Гусай-амбань медленно взял список и, отнеся его возможно дальше от глаз, несколько вбок, величаво откинув голову, как это делают важные сановные старики, неторопливо просмотрел его и назвал открывавшее список имя начальника. Когда Иакинф поклонился, гусай-амбань молча закивал головой, как бы говоря: знаю, знаю! Затем произнес следующее имя и поднял глаза, ожидая, когда укажут его обладателя. Так, не торопясь, он прочитал весь список. Он произносил имя, названный отвешивал поклон, гусай-амбань медленно и пристально разглядывал его и каждого следующего, словно собираясь приобрести кого-нибудь из членов миссии себе в услужение, и, не зная, кому отдать предпочтение, неторопливо выбирал, взвешивая все "за" и "против".

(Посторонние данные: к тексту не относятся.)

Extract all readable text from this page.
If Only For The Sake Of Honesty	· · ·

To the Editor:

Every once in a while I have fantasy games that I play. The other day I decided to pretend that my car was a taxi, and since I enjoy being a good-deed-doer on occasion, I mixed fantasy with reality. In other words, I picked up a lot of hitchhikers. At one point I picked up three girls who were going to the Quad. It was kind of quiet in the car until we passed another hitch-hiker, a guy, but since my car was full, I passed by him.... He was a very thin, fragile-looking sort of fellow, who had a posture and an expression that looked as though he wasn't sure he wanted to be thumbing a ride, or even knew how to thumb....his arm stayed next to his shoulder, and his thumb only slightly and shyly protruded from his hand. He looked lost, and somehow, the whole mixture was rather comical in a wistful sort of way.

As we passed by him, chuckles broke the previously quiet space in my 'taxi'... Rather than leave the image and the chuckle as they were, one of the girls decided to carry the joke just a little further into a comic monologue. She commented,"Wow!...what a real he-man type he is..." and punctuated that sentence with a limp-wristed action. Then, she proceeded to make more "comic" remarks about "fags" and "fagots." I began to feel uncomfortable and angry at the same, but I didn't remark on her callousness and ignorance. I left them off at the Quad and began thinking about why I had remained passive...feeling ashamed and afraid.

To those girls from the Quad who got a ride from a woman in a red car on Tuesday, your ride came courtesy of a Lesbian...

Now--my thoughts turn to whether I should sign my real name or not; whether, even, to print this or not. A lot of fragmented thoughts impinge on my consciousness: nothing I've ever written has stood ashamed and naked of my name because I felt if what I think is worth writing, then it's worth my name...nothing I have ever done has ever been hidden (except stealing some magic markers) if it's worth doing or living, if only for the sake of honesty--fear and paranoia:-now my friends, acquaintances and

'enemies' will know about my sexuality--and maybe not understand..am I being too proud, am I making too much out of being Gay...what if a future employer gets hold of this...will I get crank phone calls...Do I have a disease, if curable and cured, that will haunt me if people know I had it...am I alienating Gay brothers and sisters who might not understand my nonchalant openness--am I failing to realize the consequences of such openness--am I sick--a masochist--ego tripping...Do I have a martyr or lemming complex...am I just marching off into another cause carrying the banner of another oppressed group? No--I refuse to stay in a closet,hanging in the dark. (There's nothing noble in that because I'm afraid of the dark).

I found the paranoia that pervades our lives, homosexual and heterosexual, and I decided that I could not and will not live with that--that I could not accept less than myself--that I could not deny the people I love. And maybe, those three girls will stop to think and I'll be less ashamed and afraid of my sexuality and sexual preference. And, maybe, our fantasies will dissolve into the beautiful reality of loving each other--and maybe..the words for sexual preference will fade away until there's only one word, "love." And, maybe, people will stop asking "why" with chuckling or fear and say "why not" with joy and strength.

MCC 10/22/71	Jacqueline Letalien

Первушин не скрывал раздражения и, позванивая шпорой, все порывался сесть, не дожидаясь приглашения. Иакинфа нелюбезность гусай-амбаня сердила мало, он разглядывал китайского мандарина с не меньшим вниманием, чем тот его и его свиту. А амбань, все так же стоя, решил теперь же выучить имена всех, что, разумеется, давалось ему нелегко. Но он, судя по всему, никуда не спешил и добился-таки своего – выучил, хоть и в сокращенном варианте: Иакинф превратился у него в И-да-ламу, Серафим – просто в Се, Аркадий – в А, Нектарий – в Не…
Иакинф и Первушин решили, не откладывая дела в долгий ящик, преподнести подарки. Гусай-амбань принял их, по крайней мере по наружности, довольно холодно. И только когда Первушин преподнес ему водородное огниво, его невозмутимое сановное безразличие оказалось поколебленным. Чопорный мандарин оживился и все никак не мог надивиться, как это из банки, наполненной жидкостью, вырывалось пламя. То и дело он открывал и закрывал краник.
Однако стояние в дверях становилось тягостным, а гусай-амбань не решался, видно, ни пригласить садиться, ни провести гостей в глубину комнаты. По-видимому, он просто затруднялся, как быть – пригласить сесть всех или только Иакинфа и Первушина. Наконец Первушина, Иакинфа, двух иеромонахов и иеродиакона пригласили сесть, но ни причетники, ни студенты не были удостоены этой чести. Когда гости сели на тяжелые резные стулья, гусай-амбань уселся сам и приказал подать чаю. Началась церемонная беседа – о пути, о погоде, о здоровье…
Иакинф терялся в догадках: что означает столь странный прием? Может быть, гусай-амбань намерен показать, что принимает русских миссионеров за людей незначительных, с которыми должно обращаться свысока, не желает уронить своего достоинства и оказать излишнего внимания людям, кои по положению своему того недостойны? Это тем более вероятно, что, как Иакинф слыхал, монахи в Китае – сословие презираемое. К тому же китайцев отличает полное неведение относительно чужих нравов и обычаев, и при редких встречах с иностранцами им, должно быть, нелегко решить, как с ними держаться.
Назавтра гусай-амбань нанес ответный визит. В двухколесной китайской повозке на тяжелых ребристых колесах, годных разве что под пушечный лафет, в сопровождении чиновников, предшествуемый несколькими вершниками, гусай-амбань подъехал к воротам подворья, где остановилась миссия. Под тем предлогом, что он не желает обеспокоить начальника миссии и пристава своим посещением, из повозки он не вышел, но с отменною вежливостью справился о здоровье и поблагодарил за вчерашнее посещение. Словом, это был визит, какой обычно в Китае вельможи делают лицам, ниже их стоящим.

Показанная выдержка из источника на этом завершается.